Onondaga Cycling Club president Mike Lyon was hearing them but hoped they weren't true.
"You sit there not wanting to believe it. Because you want this guy to be clean. You know it's the American way - the strong overcome," said Lyon.
Several of Armstrong's former teammates came forward to the U.S. Anti-Doping Agency and talked about an elaborate conspiracy with Armstrong at the top. After hearing some of the interviews, Lyon accepted that the public face of cycling was likely a cheater.
"The preponderance of the evidence is there now," said Lyon.
On Monday, Armstrong's seven Tour de France titles were officially stripped. His bronze medal from the 2000 Olympics could be next.
At the Mello Velo bike shop in Syracuse, Armstrong's legacy was the topic of discussion on Monday morning. While his cycling legacy is unquestionably tarnished, Steven Morris said he hoped people would remember Armstrong's work to help others. Armstrong's Livestrong foundation raised close to $500 million for cancer research. -- both the good and bad -- was discussed.
"I think there's going to be staying power for sure and we were reading earlier that a lot of people showed up for the Livestrong rides so I don't think it's going to destroy all the work he's accomplished," said Morris.

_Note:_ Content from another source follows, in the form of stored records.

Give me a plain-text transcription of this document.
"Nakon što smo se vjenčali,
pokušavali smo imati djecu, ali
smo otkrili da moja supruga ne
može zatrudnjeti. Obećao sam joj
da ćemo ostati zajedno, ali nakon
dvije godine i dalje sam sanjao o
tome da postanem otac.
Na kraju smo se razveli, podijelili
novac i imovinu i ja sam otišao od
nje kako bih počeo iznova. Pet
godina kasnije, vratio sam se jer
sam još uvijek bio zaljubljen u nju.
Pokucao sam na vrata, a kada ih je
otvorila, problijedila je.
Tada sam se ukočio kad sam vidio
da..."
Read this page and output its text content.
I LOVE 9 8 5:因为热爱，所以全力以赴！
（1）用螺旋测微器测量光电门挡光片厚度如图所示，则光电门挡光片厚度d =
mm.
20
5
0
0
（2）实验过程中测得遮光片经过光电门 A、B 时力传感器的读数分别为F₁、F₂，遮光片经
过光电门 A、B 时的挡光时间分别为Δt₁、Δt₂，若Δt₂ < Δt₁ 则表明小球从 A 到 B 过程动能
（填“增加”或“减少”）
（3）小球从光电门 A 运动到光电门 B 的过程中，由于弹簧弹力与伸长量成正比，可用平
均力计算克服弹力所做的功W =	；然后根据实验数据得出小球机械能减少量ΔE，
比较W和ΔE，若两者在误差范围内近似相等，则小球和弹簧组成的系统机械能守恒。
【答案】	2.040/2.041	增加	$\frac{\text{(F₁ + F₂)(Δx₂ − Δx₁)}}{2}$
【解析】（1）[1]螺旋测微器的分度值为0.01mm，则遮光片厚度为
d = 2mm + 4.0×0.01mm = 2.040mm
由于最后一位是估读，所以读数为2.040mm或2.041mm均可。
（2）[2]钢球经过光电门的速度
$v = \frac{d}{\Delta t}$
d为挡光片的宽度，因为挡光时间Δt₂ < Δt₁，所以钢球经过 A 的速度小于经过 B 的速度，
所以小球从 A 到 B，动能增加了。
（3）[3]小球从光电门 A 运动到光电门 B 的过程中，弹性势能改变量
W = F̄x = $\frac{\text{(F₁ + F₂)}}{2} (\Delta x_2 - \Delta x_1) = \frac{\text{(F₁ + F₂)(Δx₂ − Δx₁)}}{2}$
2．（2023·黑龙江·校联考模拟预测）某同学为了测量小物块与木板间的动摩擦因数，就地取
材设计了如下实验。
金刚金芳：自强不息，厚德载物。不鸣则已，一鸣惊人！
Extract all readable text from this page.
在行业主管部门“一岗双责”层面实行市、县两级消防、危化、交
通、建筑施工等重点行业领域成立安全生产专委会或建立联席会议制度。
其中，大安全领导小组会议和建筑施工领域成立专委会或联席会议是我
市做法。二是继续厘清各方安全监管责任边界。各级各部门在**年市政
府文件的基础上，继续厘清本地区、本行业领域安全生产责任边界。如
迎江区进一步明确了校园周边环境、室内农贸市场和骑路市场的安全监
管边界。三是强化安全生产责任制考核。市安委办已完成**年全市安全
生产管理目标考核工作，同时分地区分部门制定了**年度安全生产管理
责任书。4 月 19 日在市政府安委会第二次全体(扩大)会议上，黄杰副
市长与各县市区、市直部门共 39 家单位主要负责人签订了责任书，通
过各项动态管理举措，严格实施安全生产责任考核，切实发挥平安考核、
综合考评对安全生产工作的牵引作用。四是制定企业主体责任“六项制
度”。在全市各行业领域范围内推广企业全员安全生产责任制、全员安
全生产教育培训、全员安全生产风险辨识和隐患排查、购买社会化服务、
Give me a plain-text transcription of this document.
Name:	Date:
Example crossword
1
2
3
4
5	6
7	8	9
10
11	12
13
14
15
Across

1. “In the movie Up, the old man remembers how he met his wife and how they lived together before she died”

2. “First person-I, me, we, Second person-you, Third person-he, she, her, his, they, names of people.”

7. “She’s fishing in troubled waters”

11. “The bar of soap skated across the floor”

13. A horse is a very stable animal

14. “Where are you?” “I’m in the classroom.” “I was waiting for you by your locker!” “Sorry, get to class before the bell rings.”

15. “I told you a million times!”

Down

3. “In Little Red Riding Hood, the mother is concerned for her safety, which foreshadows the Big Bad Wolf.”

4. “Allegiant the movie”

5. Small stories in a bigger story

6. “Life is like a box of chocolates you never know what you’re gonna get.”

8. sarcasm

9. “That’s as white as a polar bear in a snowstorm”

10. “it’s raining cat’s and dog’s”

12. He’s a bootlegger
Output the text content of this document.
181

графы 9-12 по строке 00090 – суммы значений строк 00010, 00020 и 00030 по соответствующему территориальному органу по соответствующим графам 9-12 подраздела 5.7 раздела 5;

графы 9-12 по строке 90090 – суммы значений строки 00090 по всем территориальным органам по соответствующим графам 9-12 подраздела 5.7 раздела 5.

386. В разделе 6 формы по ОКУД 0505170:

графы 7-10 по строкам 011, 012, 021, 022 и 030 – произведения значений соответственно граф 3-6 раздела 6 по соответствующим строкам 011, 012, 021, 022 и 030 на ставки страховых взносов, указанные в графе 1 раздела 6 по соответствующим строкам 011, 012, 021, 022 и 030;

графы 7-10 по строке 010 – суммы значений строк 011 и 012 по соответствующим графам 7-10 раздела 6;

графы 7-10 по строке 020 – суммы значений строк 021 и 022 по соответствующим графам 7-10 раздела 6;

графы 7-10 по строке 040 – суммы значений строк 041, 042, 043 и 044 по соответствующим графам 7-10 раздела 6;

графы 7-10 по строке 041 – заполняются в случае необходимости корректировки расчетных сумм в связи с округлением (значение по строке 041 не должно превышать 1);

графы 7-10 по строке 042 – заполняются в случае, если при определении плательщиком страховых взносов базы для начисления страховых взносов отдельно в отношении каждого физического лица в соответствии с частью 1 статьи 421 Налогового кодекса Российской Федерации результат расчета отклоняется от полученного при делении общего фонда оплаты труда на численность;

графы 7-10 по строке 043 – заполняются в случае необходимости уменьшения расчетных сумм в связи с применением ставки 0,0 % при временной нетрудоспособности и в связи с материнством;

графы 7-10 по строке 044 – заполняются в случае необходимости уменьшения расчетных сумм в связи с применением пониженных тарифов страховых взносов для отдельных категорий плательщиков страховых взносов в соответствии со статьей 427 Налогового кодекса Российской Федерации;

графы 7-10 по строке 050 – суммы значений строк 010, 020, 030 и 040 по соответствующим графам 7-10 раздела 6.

Armstrong has denied ever using performance enhancing drugs, but decided to stop appealing the charges against him.
Ultimately, Mike Lyon says Armstrong's story may be a cautionary tale and that cycling's already vigorous testing will expand - including here in Central New York.
"Once it starts filtering down into the amateurs - which it's going to - the testing is going to start because that's where the pros come from," said Lyon.
Lance Armstrong's trouble may not be over. Cycling's governing body is considering going after the millions of dollars he won in prize money.